The language of this statute clearly indicates a legislative policy that payments made under a void act may be refunded by the county without regard to the rule governing voluntary payments, and that the rule in such cases is to be ignored.
But defendant says this statute is not compulsory, but permissive only, citing Escambia County v. Dixie Chemical Products Co.,
The question of moment is whether or not the legislature had demonstrated a different policy in cases of this character, and a waiver of the strict requirements which inhere in the rule applicable to voluntary payments. We think it has, and so considered, we are of the opinion plaintiff is not to be denied his recovery upon this theory of the case. And this conclusion is further strengthened by consideration of the principle that payments made by public officers under mistake of law may be recovered. 48 Corpus Juris 757; City of Demopolis v. Marengo County,
Lastly it is suggested, though apparently not seriously argued, that the constitutional amendment ratified in December 1935 by election duly held (General Acts 1935, page 1170 [passed September 13, 1935]) validated sections 370-A and 370-B of the General Revenue Act. But we think it clear enough this amendment had reference to the salary act passed prior to the submission of the amendment, which was to become effective upon its adoption.

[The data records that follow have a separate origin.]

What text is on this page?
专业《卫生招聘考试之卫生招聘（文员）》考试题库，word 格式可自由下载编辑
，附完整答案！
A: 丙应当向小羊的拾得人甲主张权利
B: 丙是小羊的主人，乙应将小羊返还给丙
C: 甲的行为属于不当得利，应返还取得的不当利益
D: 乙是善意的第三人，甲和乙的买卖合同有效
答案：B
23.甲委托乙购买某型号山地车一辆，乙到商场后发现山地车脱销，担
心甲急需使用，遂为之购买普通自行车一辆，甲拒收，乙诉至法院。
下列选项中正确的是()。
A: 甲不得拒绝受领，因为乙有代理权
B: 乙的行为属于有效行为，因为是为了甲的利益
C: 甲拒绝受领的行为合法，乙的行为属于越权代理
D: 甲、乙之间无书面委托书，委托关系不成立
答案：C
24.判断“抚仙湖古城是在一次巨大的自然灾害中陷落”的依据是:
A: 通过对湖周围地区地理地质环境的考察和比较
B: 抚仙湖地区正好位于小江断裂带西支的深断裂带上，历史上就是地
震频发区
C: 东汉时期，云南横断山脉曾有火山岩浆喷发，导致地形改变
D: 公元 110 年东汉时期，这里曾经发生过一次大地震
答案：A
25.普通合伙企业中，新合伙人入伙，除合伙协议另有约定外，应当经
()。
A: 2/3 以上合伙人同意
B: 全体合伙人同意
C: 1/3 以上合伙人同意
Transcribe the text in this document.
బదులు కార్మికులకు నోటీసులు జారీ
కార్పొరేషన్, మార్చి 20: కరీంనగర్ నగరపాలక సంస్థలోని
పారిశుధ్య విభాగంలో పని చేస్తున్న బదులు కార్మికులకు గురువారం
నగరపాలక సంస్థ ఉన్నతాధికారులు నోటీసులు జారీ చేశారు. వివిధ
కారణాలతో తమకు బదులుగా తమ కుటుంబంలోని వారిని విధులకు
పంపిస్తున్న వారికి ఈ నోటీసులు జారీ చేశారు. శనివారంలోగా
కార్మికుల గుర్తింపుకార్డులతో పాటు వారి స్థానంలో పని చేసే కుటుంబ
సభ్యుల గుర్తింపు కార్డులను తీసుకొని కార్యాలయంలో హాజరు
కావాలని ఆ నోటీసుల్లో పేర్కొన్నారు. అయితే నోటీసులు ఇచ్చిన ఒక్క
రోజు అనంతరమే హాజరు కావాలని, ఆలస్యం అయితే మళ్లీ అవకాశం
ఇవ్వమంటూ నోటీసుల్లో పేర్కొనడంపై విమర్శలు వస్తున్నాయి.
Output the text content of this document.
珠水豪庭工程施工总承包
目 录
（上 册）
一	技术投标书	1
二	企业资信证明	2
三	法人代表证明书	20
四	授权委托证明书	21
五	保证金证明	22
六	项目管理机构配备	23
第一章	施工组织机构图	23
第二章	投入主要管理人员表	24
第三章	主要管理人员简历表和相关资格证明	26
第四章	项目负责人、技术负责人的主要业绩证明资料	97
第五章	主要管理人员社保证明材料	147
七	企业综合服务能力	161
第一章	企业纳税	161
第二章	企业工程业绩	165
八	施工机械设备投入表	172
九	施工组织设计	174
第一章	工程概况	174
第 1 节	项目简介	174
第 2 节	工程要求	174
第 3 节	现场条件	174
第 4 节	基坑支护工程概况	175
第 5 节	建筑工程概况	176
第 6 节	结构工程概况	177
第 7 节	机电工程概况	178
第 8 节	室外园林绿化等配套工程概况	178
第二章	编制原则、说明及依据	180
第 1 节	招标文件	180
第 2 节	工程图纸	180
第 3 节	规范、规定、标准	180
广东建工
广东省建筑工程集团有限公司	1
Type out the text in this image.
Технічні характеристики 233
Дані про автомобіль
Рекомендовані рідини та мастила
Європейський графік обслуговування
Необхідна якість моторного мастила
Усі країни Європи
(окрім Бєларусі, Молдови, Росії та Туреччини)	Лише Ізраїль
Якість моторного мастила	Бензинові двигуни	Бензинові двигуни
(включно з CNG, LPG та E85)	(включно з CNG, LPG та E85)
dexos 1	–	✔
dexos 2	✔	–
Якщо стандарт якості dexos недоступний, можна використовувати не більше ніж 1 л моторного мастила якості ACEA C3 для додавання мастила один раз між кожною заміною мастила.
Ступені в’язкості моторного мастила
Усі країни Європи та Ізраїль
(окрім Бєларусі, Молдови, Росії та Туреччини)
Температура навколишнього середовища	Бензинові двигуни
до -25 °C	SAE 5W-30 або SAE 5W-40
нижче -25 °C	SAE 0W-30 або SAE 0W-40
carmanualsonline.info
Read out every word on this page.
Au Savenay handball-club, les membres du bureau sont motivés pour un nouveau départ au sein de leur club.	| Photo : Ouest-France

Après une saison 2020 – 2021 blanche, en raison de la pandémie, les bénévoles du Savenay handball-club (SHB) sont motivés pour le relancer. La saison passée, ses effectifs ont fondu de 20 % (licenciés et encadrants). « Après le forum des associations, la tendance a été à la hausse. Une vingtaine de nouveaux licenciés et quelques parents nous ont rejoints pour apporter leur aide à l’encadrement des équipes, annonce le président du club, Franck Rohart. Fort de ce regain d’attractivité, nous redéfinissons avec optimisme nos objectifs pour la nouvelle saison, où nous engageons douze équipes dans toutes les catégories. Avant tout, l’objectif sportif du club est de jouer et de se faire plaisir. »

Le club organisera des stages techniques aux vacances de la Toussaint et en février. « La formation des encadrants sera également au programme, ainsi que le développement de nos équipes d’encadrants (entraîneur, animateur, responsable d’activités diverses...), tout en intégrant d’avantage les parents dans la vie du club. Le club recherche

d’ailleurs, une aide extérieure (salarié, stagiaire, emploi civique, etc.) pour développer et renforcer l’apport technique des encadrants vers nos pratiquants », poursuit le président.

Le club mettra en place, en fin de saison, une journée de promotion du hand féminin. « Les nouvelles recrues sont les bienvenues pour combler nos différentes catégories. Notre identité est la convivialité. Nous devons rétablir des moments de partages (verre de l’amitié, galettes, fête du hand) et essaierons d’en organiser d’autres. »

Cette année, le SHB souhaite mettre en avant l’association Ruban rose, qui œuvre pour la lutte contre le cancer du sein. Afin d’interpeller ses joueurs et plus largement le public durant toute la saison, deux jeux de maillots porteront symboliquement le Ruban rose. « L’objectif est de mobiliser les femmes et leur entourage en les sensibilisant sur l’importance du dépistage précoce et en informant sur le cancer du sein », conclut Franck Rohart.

Local Acts 1935, page 62, approved June 12, 1935. Practically all the fees here involved were earned prior to the adoption of this local amendment, which adds force to the conclusion as to its true meaning, in view of the provision of our State and Federal Constitutions. Houston County v. Martin, supra.
It results as my conclusion there was error in the ruling sustaining the demurrer to the complaint, and that the judgment should be reversed and the cause remanded. I therefore respectfully dissent.
FOSTER, J., concurs in the foregoing opinion.
Addendum
Application for rehearing overruled.
ANDERSON, C. J., and THOMAS, BOULDIN, and BROWN, JJ., concur.
GARDNER, FOSTER, and KNIGHT, JJ., dissent; KNIGHT, J., joining in the dissenting views of Justice GARDNER hereinabove set forth.